(Just The News) Freedom of religion in the United Kingdom does not necessarily extend to private thoughts depending on location, under a “shock ruling” from the Bournemouth Magistrates’ Court, according to a defendant’s lawyers.
Alliance Defending Freedom International said client Adam Smith-Connor, a British Army Reserves veteran who served in Afghanistan, received a “conditional discharge” under which he’ll be sentenced “if he is convicted of any future offenses in the next two years.” The court ordered him to pay £9,000 in prosecution costs.
Smith-Connor prayed for a few minutes outside an abortion clinic in November 2022 when officers questioned him about “the nature of your prayer” because the location was subject to a “public spaces protection order” that ADF International said covers several streets in the town. The interaction was captured on video.
They asked him to elaborate after Smith-Connor said he was praying for his son, and he clarified his son is “deceased.” The officers apologized for his loss but said they had to “go along with the guidelines,” which forbids “acts of disapproval” near an abortion clinic.
The prohibitions are described as: “Protesting, namely engaging in an act of approval/disapproval or attempted act of approval/disapproval, with respect to issues related to abortion services, by any means. This includes but is not limited to graphic, verbal or written means, prayer or counseling.”

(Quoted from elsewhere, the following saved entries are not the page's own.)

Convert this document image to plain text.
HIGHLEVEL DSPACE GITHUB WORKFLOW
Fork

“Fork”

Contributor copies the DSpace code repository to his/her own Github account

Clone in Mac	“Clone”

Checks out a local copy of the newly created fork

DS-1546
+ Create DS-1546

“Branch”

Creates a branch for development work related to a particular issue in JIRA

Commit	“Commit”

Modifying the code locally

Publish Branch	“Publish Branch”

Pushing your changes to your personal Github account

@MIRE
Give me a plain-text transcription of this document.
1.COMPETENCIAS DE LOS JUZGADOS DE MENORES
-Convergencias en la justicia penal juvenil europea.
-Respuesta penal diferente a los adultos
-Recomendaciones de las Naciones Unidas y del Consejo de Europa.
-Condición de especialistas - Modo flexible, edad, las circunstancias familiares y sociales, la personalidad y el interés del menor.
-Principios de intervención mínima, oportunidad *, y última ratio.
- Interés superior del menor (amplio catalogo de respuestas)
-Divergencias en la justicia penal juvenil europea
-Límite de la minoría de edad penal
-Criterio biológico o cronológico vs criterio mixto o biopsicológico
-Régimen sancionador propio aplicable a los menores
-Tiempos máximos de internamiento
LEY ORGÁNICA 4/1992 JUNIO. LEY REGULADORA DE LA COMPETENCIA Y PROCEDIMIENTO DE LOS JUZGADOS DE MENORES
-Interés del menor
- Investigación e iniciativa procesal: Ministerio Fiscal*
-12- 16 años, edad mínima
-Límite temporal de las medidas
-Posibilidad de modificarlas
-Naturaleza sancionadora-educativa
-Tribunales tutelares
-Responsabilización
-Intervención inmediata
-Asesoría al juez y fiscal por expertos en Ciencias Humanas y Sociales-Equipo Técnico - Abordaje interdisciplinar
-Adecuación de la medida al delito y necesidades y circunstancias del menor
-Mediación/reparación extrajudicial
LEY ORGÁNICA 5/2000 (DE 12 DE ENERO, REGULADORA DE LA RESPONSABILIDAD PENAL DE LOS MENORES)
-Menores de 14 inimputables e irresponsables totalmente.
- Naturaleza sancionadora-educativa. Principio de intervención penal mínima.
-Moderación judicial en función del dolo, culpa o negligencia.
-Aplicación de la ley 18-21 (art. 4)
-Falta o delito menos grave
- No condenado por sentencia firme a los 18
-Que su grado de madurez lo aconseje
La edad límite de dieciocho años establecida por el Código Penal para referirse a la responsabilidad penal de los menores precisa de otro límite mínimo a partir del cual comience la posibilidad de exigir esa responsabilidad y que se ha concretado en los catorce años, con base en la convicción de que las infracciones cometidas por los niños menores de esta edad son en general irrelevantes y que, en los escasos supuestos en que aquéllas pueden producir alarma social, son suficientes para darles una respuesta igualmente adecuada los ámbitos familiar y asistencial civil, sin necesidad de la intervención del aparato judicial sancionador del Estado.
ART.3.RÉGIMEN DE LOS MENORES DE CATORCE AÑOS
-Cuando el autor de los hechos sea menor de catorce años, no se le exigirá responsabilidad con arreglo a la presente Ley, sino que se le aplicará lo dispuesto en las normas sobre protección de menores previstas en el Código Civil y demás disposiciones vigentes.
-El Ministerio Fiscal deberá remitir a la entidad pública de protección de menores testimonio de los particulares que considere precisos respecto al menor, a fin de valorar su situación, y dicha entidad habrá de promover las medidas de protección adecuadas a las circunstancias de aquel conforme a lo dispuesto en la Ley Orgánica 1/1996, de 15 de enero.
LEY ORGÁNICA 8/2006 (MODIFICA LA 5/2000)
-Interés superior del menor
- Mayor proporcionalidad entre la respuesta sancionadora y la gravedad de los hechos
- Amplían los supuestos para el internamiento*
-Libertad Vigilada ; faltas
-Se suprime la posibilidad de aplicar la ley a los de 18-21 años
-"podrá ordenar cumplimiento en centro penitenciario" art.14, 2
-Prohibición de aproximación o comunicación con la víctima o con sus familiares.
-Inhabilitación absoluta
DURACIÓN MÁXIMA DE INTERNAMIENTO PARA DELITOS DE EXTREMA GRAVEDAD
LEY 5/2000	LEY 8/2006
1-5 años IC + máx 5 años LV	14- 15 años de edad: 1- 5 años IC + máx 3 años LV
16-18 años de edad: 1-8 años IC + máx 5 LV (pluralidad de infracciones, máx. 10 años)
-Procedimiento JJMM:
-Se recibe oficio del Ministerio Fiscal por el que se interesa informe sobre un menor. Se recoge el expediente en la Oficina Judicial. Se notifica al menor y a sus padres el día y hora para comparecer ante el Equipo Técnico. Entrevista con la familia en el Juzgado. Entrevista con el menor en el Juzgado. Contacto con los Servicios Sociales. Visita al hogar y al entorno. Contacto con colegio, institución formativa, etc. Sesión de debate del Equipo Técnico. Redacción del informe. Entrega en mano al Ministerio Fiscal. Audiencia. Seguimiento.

Bournemouth, Christchurch & Poole Council charged him, but since he refused to pay a £100 fine, Smith-Connor went on trial. He testified that his son was aborted in Leeds 24 years ago, though at a different clinic, according to the U.K.’s Society for the Protection of Unborn Children.
The court ruled Smith-Connor committed “disapproval of abortion” because officers saw his head “slightly bowed and his hands … clasped,” but his lawyers said he did not “outwardly manifest his prayer by kneeling, speaking, or holding any signs,” going so far as to stand behind a tree and not engage with anyone.